An installed stent can be located in the patient’s upper urinary tract for 8 weeks without pain and discomfort in the patient, which significantly increases the convenience of using the stent by the patient and the doctor.

Example 7 (using the proposed stent)

Reinstallation of the stent for patient K is carried out analogously to example 6, however, a collapsible polyurethane stent with a memory is used, in which the proximal retainer, made in the form of an open circle, and a linear portion of the stent connected with it, having a length of 265 mm and containing a 15 mm thread not external surface made of tube with an external diameter of 2.5 mm. The distal stent retainer, made in the form of an open circle, and a linear section of the stent 15 mm long connected to it, containing a mating thread 15 mm long on the inner surface, are made of a tube with an external diameter of 3.5 mm. The used stent has lateral perforations along the entire length of the tubes except for the thread

Before installing the stent, the patient is stent assembled by creating a 5 mm threaded connection between the thread and the mating thread at the ends of the linear sections. A stent with a linear length of 275 mm is obtained. With an increase in the length of the threaded joint to 15 mm, the length of the linear section of the assembled stent is reduced to 265 mm.

The installation of a stent with a linear section length of 265 mm to patient K is carried out analogously to example 1.

An installed stent can be located in the patient’s upper urinary tract for 8 weeks without pain and discomfort in the patient, which significantly increases the convenience of using the stent by the patient and the doctor.

Additional experiments were carried out, which showed that the stent loses its working capacity if it is not made of a polymer material with memory or does not contain a linear section and a retainer at each end of the tube, and also does not contain side perforations.

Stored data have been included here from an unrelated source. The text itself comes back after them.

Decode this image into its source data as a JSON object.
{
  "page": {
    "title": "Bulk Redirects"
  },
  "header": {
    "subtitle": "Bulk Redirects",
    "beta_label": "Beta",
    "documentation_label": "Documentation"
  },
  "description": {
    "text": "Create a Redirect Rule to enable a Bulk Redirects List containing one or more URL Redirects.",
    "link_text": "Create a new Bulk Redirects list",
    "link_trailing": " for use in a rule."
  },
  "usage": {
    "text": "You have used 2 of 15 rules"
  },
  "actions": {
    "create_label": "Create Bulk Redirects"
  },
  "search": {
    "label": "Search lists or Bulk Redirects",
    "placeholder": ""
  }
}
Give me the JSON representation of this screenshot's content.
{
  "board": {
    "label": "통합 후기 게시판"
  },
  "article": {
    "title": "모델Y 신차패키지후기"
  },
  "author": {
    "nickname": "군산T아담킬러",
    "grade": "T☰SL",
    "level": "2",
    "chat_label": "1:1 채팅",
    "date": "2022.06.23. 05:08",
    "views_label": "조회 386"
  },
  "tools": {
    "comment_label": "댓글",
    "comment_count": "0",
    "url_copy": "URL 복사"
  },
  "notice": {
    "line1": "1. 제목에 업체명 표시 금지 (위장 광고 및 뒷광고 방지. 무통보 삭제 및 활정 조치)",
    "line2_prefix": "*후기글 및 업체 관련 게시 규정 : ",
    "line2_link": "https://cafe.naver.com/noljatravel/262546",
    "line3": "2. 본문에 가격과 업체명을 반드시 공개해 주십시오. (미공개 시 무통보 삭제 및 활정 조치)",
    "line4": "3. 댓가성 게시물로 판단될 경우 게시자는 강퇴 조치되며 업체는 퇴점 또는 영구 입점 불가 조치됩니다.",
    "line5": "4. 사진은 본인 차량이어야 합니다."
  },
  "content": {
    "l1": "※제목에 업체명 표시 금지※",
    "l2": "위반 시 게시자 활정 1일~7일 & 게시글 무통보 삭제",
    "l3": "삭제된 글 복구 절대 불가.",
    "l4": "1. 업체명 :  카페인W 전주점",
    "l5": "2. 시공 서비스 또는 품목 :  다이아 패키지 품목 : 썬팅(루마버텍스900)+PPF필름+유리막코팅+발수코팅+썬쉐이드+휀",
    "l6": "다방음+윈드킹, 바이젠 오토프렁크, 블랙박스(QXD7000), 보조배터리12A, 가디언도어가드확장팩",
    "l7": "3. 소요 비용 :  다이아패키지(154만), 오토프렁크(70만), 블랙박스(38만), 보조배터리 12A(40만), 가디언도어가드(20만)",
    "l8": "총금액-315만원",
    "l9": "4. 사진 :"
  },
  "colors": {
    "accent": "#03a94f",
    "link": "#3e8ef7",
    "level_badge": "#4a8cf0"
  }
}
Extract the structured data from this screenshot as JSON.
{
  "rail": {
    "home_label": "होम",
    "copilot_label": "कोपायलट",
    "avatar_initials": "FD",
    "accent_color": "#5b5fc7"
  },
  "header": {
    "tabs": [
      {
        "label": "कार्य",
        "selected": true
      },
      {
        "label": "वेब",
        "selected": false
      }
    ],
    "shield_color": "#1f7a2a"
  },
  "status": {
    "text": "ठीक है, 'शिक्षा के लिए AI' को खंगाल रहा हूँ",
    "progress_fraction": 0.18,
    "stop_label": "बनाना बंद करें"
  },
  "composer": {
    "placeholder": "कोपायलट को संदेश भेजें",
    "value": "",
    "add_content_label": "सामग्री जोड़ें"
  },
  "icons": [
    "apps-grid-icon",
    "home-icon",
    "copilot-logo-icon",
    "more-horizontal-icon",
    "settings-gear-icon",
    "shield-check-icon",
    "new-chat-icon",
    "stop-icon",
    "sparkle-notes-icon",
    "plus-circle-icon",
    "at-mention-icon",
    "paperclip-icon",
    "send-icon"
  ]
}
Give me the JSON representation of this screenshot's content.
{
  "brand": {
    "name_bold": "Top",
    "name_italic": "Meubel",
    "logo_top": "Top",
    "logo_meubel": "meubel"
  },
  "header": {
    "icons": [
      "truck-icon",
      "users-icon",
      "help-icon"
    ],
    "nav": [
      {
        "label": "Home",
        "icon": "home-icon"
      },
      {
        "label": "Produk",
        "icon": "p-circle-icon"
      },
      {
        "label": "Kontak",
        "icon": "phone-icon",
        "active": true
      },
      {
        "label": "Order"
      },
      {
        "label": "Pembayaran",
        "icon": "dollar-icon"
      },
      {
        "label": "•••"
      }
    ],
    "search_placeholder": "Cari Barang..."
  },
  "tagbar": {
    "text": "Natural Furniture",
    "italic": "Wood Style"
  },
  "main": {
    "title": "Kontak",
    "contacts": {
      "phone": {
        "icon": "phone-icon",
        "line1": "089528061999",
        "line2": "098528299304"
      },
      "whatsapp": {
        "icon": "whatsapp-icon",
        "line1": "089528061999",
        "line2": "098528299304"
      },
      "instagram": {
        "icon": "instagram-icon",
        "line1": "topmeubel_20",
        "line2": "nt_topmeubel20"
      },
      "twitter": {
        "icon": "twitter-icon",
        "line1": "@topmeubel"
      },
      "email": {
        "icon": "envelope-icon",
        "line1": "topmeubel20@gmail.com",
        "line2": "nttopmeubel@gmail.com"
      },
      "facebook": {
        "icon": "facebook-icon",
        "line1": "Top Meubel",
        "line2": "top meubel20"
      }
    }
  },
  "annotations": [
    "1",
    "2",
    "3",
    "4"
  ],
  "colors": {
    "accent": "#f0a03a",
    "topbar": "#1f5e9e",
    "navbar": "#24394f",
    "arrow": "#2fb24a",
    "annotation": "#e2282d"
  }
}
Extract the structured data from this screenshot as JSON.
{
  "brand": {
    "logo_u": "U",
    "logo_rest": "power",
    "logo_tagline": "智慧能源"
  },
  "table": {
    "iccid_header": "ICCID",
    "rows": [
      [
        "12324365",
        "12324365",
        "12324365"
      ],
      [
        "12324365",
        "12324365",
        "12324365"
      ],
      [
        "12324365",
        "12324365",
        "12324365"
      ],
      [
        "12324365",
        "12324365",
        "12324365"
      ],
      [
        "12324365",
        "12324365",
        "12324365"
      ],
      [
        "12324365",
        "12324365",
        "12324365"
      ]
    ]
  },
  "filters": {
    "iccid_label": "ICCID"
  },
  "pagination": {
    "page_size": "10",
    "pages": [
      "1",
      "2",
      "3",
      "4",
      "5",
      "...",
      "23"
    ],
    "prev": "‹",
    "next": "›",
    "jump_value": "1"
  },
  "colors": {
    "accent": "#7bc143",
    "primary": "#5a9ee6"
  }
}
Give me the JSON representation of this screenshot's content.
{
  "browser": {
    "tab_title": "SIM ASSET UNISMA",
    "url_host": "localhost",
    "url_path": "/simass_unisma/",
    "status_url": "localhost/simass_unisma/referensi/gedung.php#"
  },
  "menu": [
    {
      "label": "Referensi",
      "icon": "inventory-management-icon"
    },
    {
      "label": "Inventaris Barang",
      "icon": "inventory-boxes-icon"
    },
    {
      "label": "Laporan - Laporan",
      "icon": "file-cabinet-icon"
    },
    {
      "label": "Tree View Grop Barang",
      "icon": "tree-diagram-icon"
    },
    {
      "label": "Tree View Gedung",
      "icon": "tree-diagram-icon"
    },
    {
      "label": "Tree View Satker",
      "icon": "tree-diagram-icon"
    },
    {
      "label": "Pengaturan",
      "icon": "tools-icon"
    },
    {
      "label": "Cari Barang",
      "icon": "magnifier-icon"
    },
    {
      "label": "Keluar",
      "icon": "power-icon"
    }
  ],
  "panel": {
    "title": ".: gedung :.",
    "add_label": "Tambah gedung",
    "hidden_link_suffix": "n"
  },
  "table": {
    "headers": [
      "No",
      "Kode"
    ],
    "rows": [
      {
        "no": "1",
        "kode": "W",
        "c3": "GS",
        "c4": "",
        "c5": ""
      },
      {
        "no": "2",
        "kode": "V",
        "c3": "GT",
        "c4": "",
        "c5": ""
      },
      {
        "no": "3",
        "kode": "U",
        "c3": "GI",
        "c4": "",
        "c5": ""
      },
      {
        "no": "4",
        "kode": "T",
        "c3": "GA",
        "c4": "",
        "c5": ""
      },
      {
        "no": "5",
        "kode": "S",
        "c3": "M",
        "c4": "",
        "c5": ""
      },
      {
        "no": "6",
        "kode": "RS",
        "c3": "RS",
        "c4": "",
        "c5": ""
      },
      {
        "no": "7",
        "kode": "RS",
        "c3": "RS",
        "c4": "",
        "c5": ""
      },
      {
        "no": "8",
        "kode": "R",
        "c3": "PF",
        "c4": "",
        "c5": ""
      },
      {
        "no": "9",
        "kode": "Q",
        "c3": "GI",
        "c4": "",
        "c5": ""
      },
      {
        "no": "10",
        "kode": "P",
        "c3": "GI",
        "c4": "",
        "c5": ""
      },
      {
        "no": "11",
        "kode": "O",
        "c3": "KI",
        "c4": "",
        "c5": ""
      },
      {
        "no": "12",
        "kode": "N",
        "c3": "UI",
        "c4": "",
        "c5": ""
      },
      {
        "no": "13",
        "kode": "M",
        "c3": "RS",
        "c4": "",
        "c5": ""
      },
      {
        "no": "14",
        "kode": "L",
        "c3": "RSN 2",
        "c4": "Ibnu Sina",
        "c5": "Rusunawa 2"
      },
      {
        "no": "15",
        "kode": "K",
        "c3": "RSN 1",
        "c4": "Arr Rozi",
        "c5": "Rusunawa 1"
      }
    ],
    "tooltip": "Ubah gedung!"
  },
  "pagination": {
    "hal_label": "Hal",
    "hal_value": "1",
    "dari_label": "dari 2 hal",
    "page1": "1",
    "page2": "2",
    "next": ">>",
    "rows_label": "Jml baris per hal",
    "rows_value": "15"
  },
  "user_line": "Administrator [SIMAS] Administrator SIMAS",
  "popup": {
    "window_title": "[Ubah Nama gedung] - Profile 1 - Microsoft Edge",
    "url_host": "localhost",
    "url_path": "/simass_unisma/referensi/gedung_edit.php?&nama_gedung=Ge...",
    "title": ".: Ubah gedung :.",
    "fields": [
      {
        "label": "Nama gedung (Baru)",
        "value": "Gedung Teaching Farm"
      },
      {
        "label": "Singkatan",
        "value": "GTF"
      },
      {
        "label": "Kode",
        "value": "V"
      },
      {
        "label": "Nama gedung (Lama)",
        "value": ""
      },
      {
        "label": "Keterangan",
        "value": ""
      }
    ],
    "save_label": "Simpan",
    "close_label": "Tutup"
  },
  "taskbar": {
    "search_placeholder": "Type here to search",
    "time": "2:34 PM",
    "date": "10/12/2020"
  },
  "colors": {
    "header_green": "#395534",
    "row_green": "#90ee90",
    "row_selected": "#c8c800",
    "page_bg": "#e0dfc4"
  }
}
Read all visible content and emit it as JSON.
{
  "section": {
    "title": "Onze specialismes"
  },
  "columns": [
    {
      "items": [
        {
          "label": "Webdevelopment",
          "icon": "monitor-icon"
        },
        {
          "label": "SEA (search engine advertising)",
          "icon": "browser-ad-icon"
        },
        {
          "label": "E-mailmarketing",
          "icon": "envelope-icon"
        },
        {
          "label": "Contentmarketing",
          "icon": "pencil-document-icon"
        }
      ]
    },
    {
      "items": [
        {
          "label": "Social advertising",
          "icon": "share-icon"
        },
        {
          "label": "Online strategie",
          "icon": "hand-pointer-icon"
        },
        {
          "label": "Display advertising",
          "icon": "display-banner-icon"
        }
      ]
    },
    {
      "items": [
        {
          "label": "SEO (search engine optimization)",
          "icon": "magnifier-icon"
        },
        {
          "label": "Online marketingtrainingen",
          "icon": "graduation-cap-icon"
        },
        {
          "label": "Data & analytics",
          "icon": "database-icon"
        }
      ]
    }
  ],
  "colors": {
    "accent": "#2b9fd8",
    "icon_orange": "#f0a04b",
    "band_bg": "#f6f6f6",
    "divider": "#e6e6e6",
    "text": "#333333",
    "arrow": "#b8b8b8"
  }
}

Moreover, the duration of use of the installed stent was sharply reduced if the stent was not made of a polymer bioinert material.

It can be seen from the above examples that the proposed stent really increases the duration of use of the installed stent by the patient by 40-75% and significantly increases the usability of the stent by the patient and the doctor due to the more rare replacement of one stent with another, and also expands the arsenal of technical means that can be used as ureteral stents in planned and especially in emergency situations.

Claims (1)

The ureteral stent, made in the form of a tube made of a polymer bioinert material with memory, with lateral perforations, a linear section and a retainer at each end of the tube, characterized in that the stent is collapsible, in which the distal retainer and the linear portion of the stent connected to it are made of tube 1 with an external diameter of not more than 4.0 mm, while the linear section contains a thread of at least 15 mm in length on the inner surface of the end not connected to the clamp, a proximal clamp and connected to the linear section of the stent with a length of at least 220 mm is made of tube 2 with an external diameter of at least 2.0 mm, and the linear section contains a mating thread with a length of at least 15 mm on the outer surface of the end not connected to the clamp, and the length of each of the linear sections of the stent and the length of the thread on each of them is selected so that when creating a threaded connection with a length of at least 5 mm between the thread and the mating thread, the length of the linear section of the assembled stent is 220 - 320 mm, and the perforations are made along the entire length of the pipes to 1 and 2, except for the thread.